Goncharova’s work soon began to attract the attention of the Tsarist regime with its army of censors, police and petty functionaries.  Female nudes were removed from Goncharova’s exhibition by the police, because it was thought that the genre was the preserve of men.  Subsequently works like The Evangelists were also removed by the censors because the painting of icons was said to be the preserve of Russian male artists.  Goncharova was beginning to erode the phallocratic monopoly consolidated by the Tsarist regime but she was also beginning to realise the extent of repression and suppression in Russia.

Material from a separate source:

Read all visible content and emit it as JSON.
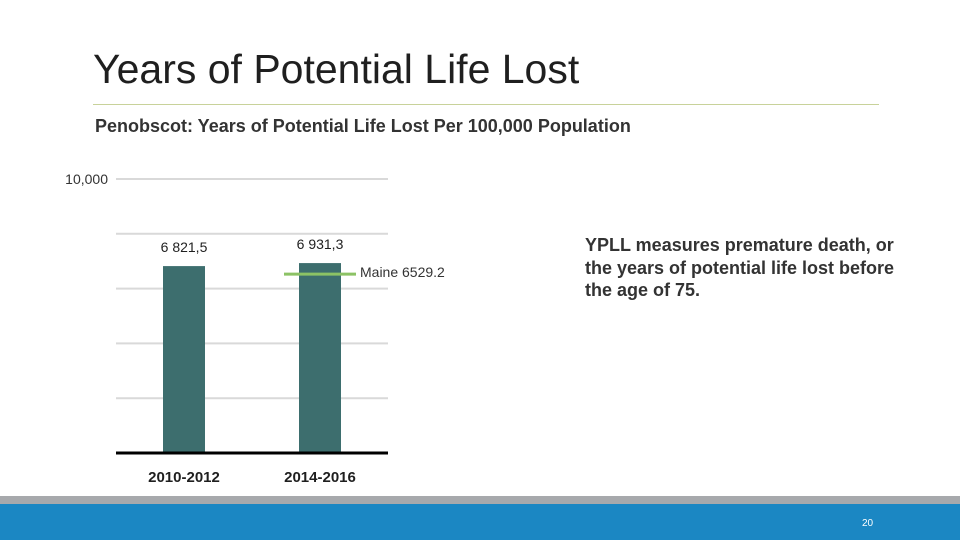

A painting by Goncharova from 1913, Cyclist, demonstrates Goncharova's interest in new European art movements like Cubism, which emphasizes geometric form, and Italian Futurism, an art movement that emphasized modernity, automisation, the machine age, speed and dynamics.  The painting also incorporates text, counterpointing the work’s emphasis on speed and dynamic movement with literal signposts to meaning and interpretation.

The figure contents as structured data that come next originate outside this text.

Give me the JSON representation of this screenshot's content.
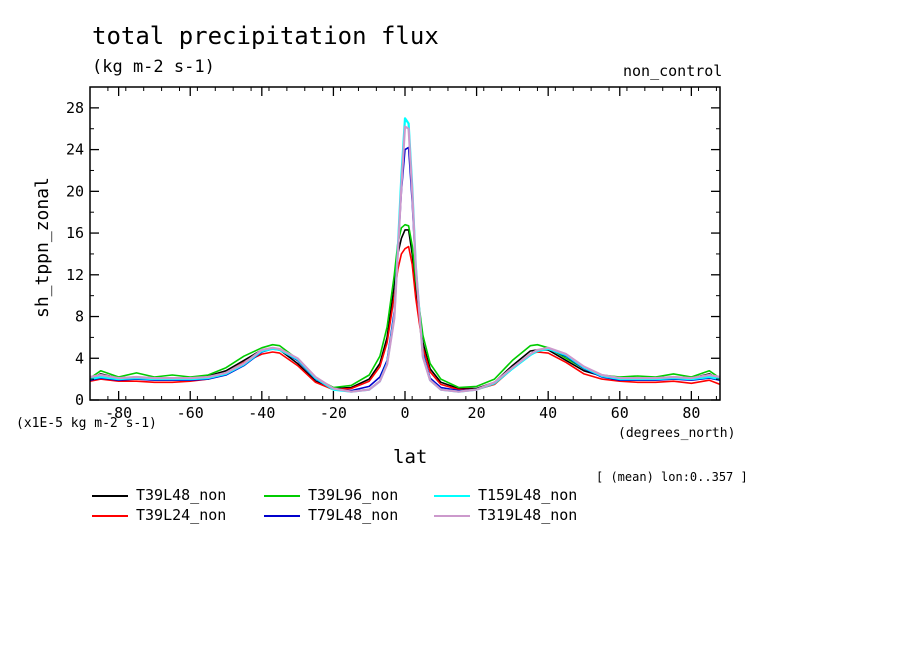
{
  "chart_data": {
    "type": "line",
    "title": "total precipitation flux",
    "units": "(kg m-2 s-1)",
    "experiment": "non_control",
    "ylabel": "sh_tppn_zonal",
    "xlabel": "lat",
    "x_units": "(degrees_north)",
    "y_scale_note": "(x1E-5 kg m-2 s-1)",
    "footnote": "[ (mean) lon:0..357 ]",
    "xlim": [
      -88,
      88
    ],
    "ylim": [
      0,
      30
    ],
    "x_ticks": [
      -80,
      -60,
      -40,
      -20,
      0,
      20,
      40,
      60,
      80
    ],
    "x_tick_labels": [
      "-80",
      "-60",
      "-40",
      "-20",
      "0",
      "20",
      "40",
      "60",
      "80"
    ],
    "y_ticks": [
      0,
      4,
      8,
      12,
      16,
      20,
      24,
      28
    ],
    "y_tick_labels": [
      "0",
      "4",
      "8",
      "12",
      "16",
      "20",
      "24",
      "28"
    ],
    "x": [
      -88,
      -85,
      -80,
      -75,
      -70,
      -65,
      -60,
      -55,
      -50,
      -45,
      -40,
      -37,
      -35,
      -30,
      -25,
      -20,
      -15,
      -10,
      -7,
      -5,
      -3,
      -2,
      -1,
      0,
      1,
      2,
      3,
      5,
      7,
      10,
      15,
      20,
      25,
      30,
      35,
      37,
      40,
      45,
      50,
      55,
      60,
      65,
      70,
      75,
      80,
      85,
      88
    ],
    "series": [
      {
        "name": "T39L48_non",
        "color": "#000000",
        "values": [
          2.0,
          2.5,
          2.1,
          2.2,
          2.0,
          2.1,
          2.1,
          2.3,
          2.8,
          3.8,
          4.8,
          4.9,
          4.8,
          3.5,
          1.8,
          1.1,
          1.2,
          2.0,
          3.5,
          6.0,
          11.0,
          14.0,
          15.5,
          16.3,
          16.3,
          14.0,
          10.5,
          5.5,
          3.0,
          1.7,
          1.1,
          1.1,
          1.7,
          3.3,
          4.7,
          4.8,
          4.8,
          3.8,
          2.8,
          2.3,
          2.1,
          2.1,
          2.0,
          2.1,
          2.1,
          2.5,
          2.0
        ]
      },
      {
        "name": "T39L24_non",
        "color": "#ff0000",
        "values": [
          1.8,
          2.0,
          1.8,
          1.8,
          1.7,
          1.7,
          1.8,
          2.0,
          2.6,
          3.6,
          4.4,
          4.6,
          4.5,
          3.3,
          1.7,
          1.0,
          1.1,
          1.8,
          3.2,
          5.5,
          10.0,
          12.5,
          14.0,
          14.5,
          14.7,
          13.0,
          9.8,
          5.0,
          2.7,
          1.5,
          1.0,
          1.0,
          1.5,
          3.0,
          4.4,
          4.6,
          4.5,
          3.6,
          2.5,
          2.0,
          1.8,
          1.7,
          1.7,
          1.8,
          1.6,
          1.9,
          1.5
        ]
      },
      {
        "name": "T39L96_non",
        "color": "#00cc00",
        "values": [
          2.1,
          2.8,
          2.2,
          2.6,
          2.2,
          2.4,
          2.2,
          2.4,
          3.1,
          4.2,
          5.0,
          5.3,
          5.2,
          3.9,
          2.1,
          1.2,
          1.4,
          2.4,
          4.2,
          7.0,
          12.0,
          15.0,
          16.5,
          16.8,
          16.7,
          14.8,
          11.5,
          6.2,
          3.5,
          2.0,
          1.2,
          1.3,
          2.0,
          3.8,
          5.2,
          5.3,
          5.0,
          4.0,
          3.0,
          2.4,
          2.2,
          2.3,
          2.2,
          2.5,
          2.2,
          2.8,
          2.1
        ]
      },
      {
        "name": "T79L48_non",
        "color": "#0000cc",
        "values": [
          1.9,
          2.1,
          1.9,
          2.0,
          1.9,
          1.9,
          1.9,
          2.0,
          2.4,
          3.3,
          4.6,
          4.9,
          4.8,
          3.8,
          2.0,
          1.0,
          0.9,
          1.3,
          2.2,
          3.8,
          8.5,
          14.0,
          20.0,
          24.0,
          24.2,
          19.0,
          12.5,
          4.5,
          2.1,
          1.2,
          0.9,
          1.0,
          1.6,
          3.0,
          4.3,
          4.7,
          4.9,
          4.2,
          3.0,
          2.2,
          1.9,
          1.9,
          1.9,
          2.0,
          1.9,
          2.1,
          1.9
        ]
      },
      {
        "name": "T159L48_non",
        "color": "#00ffff",
        "values": [
          2.0,
          2.2,
          2.0,
          2.1,
          2.0,
          2.0,
          2.0,
          2.1,
          2.5,
          3.4,
          4.7,
          4.9,
          4.8,
          3.9,
          2.1,
          1.0,
          0.8,
          1.0,
          1.8,
          3.5,
          8.0,
          14.5,
          21.5,
          27.0,
          26.5,
          20.5,
          13.0,
          4.2,
          1.9,
          1.0,
          0.8,
          1.0,
          1.6,
          3.0,
          4.3,
          4.7,
          4.9,
          4.3,
          3.1,
          2.3,
          2.0,
          2.0,
          2.0,
          2.1,
          2.0,
          2.2,
          2.0
        ]
      },
      {
        "name": "T319L48_non",
        "color": "#cc99cc",
        "values": [
          2.2,
          2.4,
          2.1,
          2.2,
          2.1,
          2.1,
          2.1,
          2.2,
          2.6,
          3.5,
          4.8,
          5.0,
          4.9,
          4.0,
          2.2,
          1.1,
          0.8,
          1.0,
          1.8,
          3.4,
          7.8,
          14.0,
          20.5,
          26.2,
          26.0,
          20.0,
          12.8,
          4.1,
          1.9,
          1.0,
          0.8,
          1.0,
          1.7,
          3.1,
          4.4,
          4.8,
          5.0,
          4.4,
          3.2,
          2.4,
          2.1,
          2.1,
          2.1,
          2.2,
          2.1,
          2.4,
          2.2
        ]
      }
    ],
    "legend": [
      {
        "label": "T39L48_non",
        "color": "#000000"
      },
      {
        "label": "T39L96_non",
        "color": "#00cc00"
      },
      {
        "label": "T159L48_non",
        "color": "#00ffff"
      },
      {
        "label": "T39L24_non",
        "color": "#ff0000"
      },
      {
        "label": "T79L48_non",
        "color": "#0000cc"
      },
      {
        "label": "T319L48_non",
        "color": "#cc99cc"
      }
    ]
  }
}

Goncharova also worked on fashion design for the couturier Marie Cuttoli and her House of Myrbor.  Cuttoli was inspired by the Renaissance practice of translating paintings into tapestries.  Cuttoli also worked with Russian émigré artists Leon Bakst, Sonia Delauney and Marie Vasillieff and other international artists such as Sophie Taeuber-Arp, Pablo Picasso and Fernand Leger.  Notable among these designs is Goncharova’s 1927-8 design for ‘Myriame’ dress completed in a variety of materials including gouache, aluminium, bronze, graphite, crayon and paper on paper.

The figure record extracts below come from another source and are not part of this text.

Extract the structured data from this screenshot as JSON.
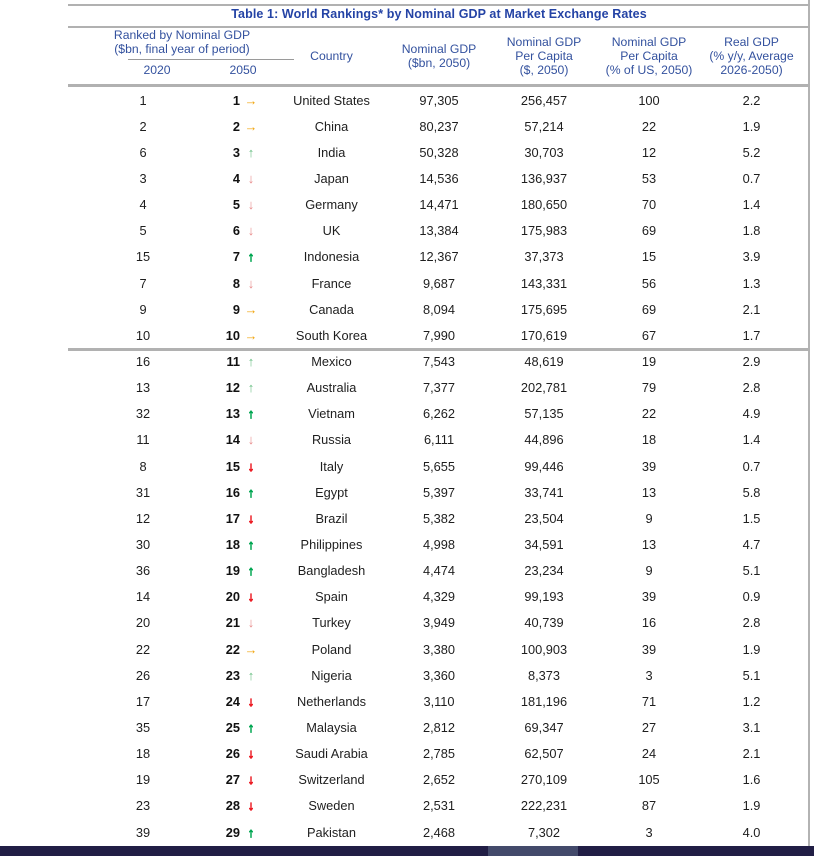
{
  "title": "Table 1: World Rankings* by Nominal GDP at Market Exchange Rates",
  "columns": {
    "group_line1": "Ranked by Nominal GDP",
    "group_line2": "($bn, final year of period)",
    "year_left": "2020",
    "year_right": "2050",
    "country": "Country",
    "gdp": [
      "Nominal GDP",
      "($bn, 2050)"
    ],
    "gdp_pc": [
      "Nominal GDP",
      "Per Capita",
      "($, 2050)"
    ],
    "gdp_pc_us": [
      "Nominal GDP",
      "Per Capita",
      "(% of US, 2050)"
    ],
    "real_gdp": [
      "Real GDP",
      "(% y/y, Average",
      "2026-2050)"
    ]
  },
  "icons": {
    "up": "↑",
    "down": "↓",
    "same": "→"
  },
  "colors": {
    "title_blue": "#2443a5",
    "header_blue": "#33519e",
    "up_green": "#00a651",
    "up_green_light": "#6abf84",
    "down_red": "#ec1c24",
    "down_red_light": "#e88a8a",
    "same_yellow": "#f0a30a",
    "rule_gray": "#b1b1b1",
    "bottom_bar_navy": "#211e45",
    "scroll_thumb_slate": "#434a6b"
  },
  "rows": [
    {
      "rank_2020": "1",
      "rank_2050": "1",
      "change": "same",
      "big": false,
      "country": "United States",
      "gdp": "97,305",
      "gdp_pc": "256,457",
      "pct_us": "100",
      "real_gdp": "2.2"
    },
    {
      "rank_2020": "2",
      "rank_2050": "2",
      "change": "same",
      "big": false,
      "country": "China",
      "gdp": "80,237",
      "gdp_pc": "57,214",
      "pct_us": "22",
      "real_gdp": "1.9"
    },
    {
      "rank_2020": "6",
      "rank_2050": "3",
      "change": "up",
      "big": false,
      "country": "India",
      "gdp": "50,328",
      "gdp_pc": "30,703",
      "pct_us": "12",
      "real_gdp": "5.2"
    },
    {
      "rank_2020": "3",
      "rank_2050": "4",
      "change": "down",
      "big": false,
      "country": "Japan",
      "gdp": "14,536",
      "gdp_pc": "136,937",
      "pct_us": "53",
      "real_gdp": "0.7"
    },
    {
      "rank_2020": "4",
      "rank_2050": "5",
      "change": "down",
      "big": false,
      "country": "Germany",
      "gdp": "14,471",
      "gdp_pc": "180,650",
      "pct_us": "70",
      "real_gdp": "1.4"
    },
    {
      "rank_2020": "5",
      "rank_2050": "6",
      "change": "down",
      "big": false,
      "country": "UK",
      "gdp": "13,384",
      "gdp_pc": "175,983",
      "pct_us": "69",
      "real_gdp": "1.8"
    },
    {
      "rank_2020": "15",
      "rank_2050": "7",
      "change": "up",
      "big": true,
      "country": "Indonesia",
      "gdp": "12,367",
      "gdp_pc": "37,373",
      "pct_us": "15",
      "real_gdp": "3.9"
    },
    {
      "rank_2020": "7",
      "rank_2050": "8",
      "change": "down",
      "big": false,
      "country": "France",
      "gdp": "9,687",
      "gdp_pc": "143,331",
      "pct_us": "56",
      "real_gdp": "1.3"
    },
    {
      "rank_2020": "9",
      "rank_2050": "9",
      "change": "same",
      "big": false,
      "country": "Canada",
      "gdp": "8,094",
      "gdp_pc": "175,695",
      "pct_us": "69",
      "real_gdp": "2.1"
    },
    {
      "rank_2020": "10",
      "rank_2050": "10",
      "change": "same",
      "big": false,
      "country": "South Korea",
      "gdp": "7,990",
      "gdp_pc": "170,619",
      "pct_us": "67",
      "real_gdp": "1.7"
    },
    {
      "rank_2020": "16",
      "rank_2050": "11",
      "change": "up",
      "big": false,
      "country": "Mexico",
      "gdp": "7,543",
      "gdp_pc": "48,619",
      "pct_us": "19",
      "real_gdp": "2.9"
    },
    {
      "rank_2020": "13",
      "rank_2050": "12",
      "change": "up",
      "big": false,
      "country": "Australia",
      "gdp": "7,377",
      "gdp_pc": "202,781",
      "pct_us": "79",
      "real_gdp": "2.8"
    },
    {
      "rank_2020": "32",
      "rank_2050": "13",
      "change": "up",
      "big": true,
      "country": "Vietnam",
      "gdp": "6,262",
      "gdp_pc": "57,135",
      "pct_us": "22",
      "real_gdp": "4.9"
    },
    {
      "rank_2020": "11",
      "rank_2050": "14",
      "change": "down",
      "big": false,
      "country": "Russia",
      "gdp": "6,111",
      "gdp_pc": "44,896",
      "pct_us": "18",
      "real_gdp": "1.4"
    },
    {
      "rank_2020": "8",
      "rank_2050": "15",
      "change": "down",
      "big": true,
      "country": "Italy",
      "gdp": "5,655",
      "gdp_pc": "99,446",
      "pct_us": "39",
      "real_gdp": "0.7"
    },
    {
      "rank_2020": "31",
      "rank_2050": "16",
      "change": "up",
      "big": true,
      "country": "Egypt",
      "gdp": "5,397",
      "gdp_pc": "33,741",
      "pct_us": "13",
      "real_gdp": "5.8"
    },
    {
      "rank_2020": "12",
      "rank_2050": "17",
      "change": "down",
      "big": true,
      "country": "Brazil",
      "gdp": "5,382",
      "gdp_pc": "23,504",
      "pct_us": "9",
      "real_gdp": "1.5"
    },
    {
      "rank_2020": "30",
      "rank_2050": "18",
      "change": "up",
      "big": true,
      "country": "Philippines",
      "gdp": "4,998",
      "gdp_pc": "34,591",
      "pct_us": "13",
      "real_gdp": "4.7"
    },
    {
      "rank_2020": "36",
      "rank_2050": "19",
      "change": "up",
      "big": true,
      "country": "Bangladesh",
      "gdp": "4,474",
      "gdp_pc": "23,234",
      "pct_us": "9",
      "real_gdp": "5.1"
    },
    {
      "rank_2020": "14",
      "rank_2050": "20",
      "change": "down",
      "big": true,
      "country": "Spain",
      "gdp": "4,329",
      "gdp_pc": "99,193",
      "pct_us": "39",
      "real_gdp": "0.9"
    },
    {
      "rank_2020": "20",
      "rank_2050": "21",
      "change": "down",
      "big": false,
      "country": "Turkey",
      "gdp": "3,949",
      "gdp_pc": "40,739",
      "pct_us": "16",
      "real_gdp": "2.8"
    },
    {
      "rank_2020": "22",
      "rank_2050": "22",
      "change": "same",
      "big": false,
      "country": "Poland",
      "gdp": "3,380",
      "gdp_pc": "100,903",
      "pct_us": "39",
      "real_gdp": "1.9"
    },
    {
      "rank_2020": "26",
      "rank_2050": "23",
      "change": "up",
      "big": false,
      "country": "Nigeria",
      "gdp": "3,360",
      "gdp_pc": "8,373",
      "pct_us": "3",
      "real_gdp": "5.1"
    },
    {
      "rank_2020": "17",
      "rank_2050": "24",
      "change": "down",
      "big": true,
      "country": "Netherlands",
      "gdp": "3,110",
      "gdp_pc": "181,196",
      "pct_us": "71",
      "real_gdp": "1.2"
    },
    {
      "rank_2020": "35",
      "rank_2050": "25",
      "change": "up",
      "big": true,
      "country": "Malaysia",
      "gdp": "2,812",
      "gdp_pc": "69,347",
      "pct_us": "27",
      "real_gdp": "3.1"
    },
    {
      "rank_2020": "18",
      "rank_2050": "26",
      "change": "down",
      "big": true,
      "country": "Saudi Arabia",
      "gdp": "2,785",
      "gdp_pc": "62,507",
      "pct_us": "24",
      "real_gdp": "2.1"
    },
    {
      "rank_2020": "19",
      "rank_2050": "27",
      "change": "down",
      "big": true,
      "country": "Switzerland",
      "gdp": "2,652",
      "gdp_pc": "270,109",
      "pct_us": "105",
      "real_gdp": "1.6"
    },
    {
      "rank_2020": "23",
      "rank_2050": "28",
      "change": "down",
      "big": true,
      "country": "Sweden",
      "gdp": "2,531",
      "gdp_pc": "222,231",
      "pct_us": "87",
      "real_gdp": "1.9"
    },
    {
      "rank_2020": "39",
      "rank_2050": "29",
      "change": "up",
      "big": true,
      "country": "Pakistan",
      "gdp": "2,468",
      "gdp_pc": "7,302",
      "pct_us": "3",
      "real_gdp": "4.0"
    }
  ]
}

In 1914 Goncharova and Larionov were invited to Paris by Sergei Diaghilev to work on designs for his new opera ballet Le Coq d’Or (The Golden Cockerel) a work by the composer Nikolai Rimsky-Korsakov (1844-1908) derived from a poem by Pushkin.  However, the outbreak of war forced them to return to Moscow where Larionov was called up for military service on the front line.  He was wounded almost immediately, demobilised as unfit for service.  By the following year the pair had returned to the west to tour with Diaghilev.  They were never to return to Russia. 

By 1919 Goncharova had settled in Paris.  She was to work on other opera and ballet projects such as the unrealised ballet Liturgy with music by Igor Stravinsky (1882-1971) and choreography by Leonode Massine.  Her pochoir and stencil printing technique were said to resemble Byzantine mosaics, the choreography mimicked the implicit two-dimensionality, but the project was never realised and only became famous because of Goncharova’s designs and prints.  Yet another work Sadko, (1916, music by Rimsky-Korsakov, libretto and choreography by Adolf Bolm), was designed for the Ballets Russe 1916 Spanish tour and inspired by a bylina, an East Slavic poem passed on by oral tradition.  Boris Anisfeld designed the set while Goncharova worked on the costumes.  The plot features a musician called Sadko who woos a sea princess, their wedding is attended by many sea creatures such as jellyfish, seaweed and coral.
Goncharova features in one notable photo alongside fellow Russian émigré, Igor Stravinsky in the heady years that followed October 1917.  A later photo depicts her in her Parisian maisonette, once a participator in historical, epoch defining upheavals.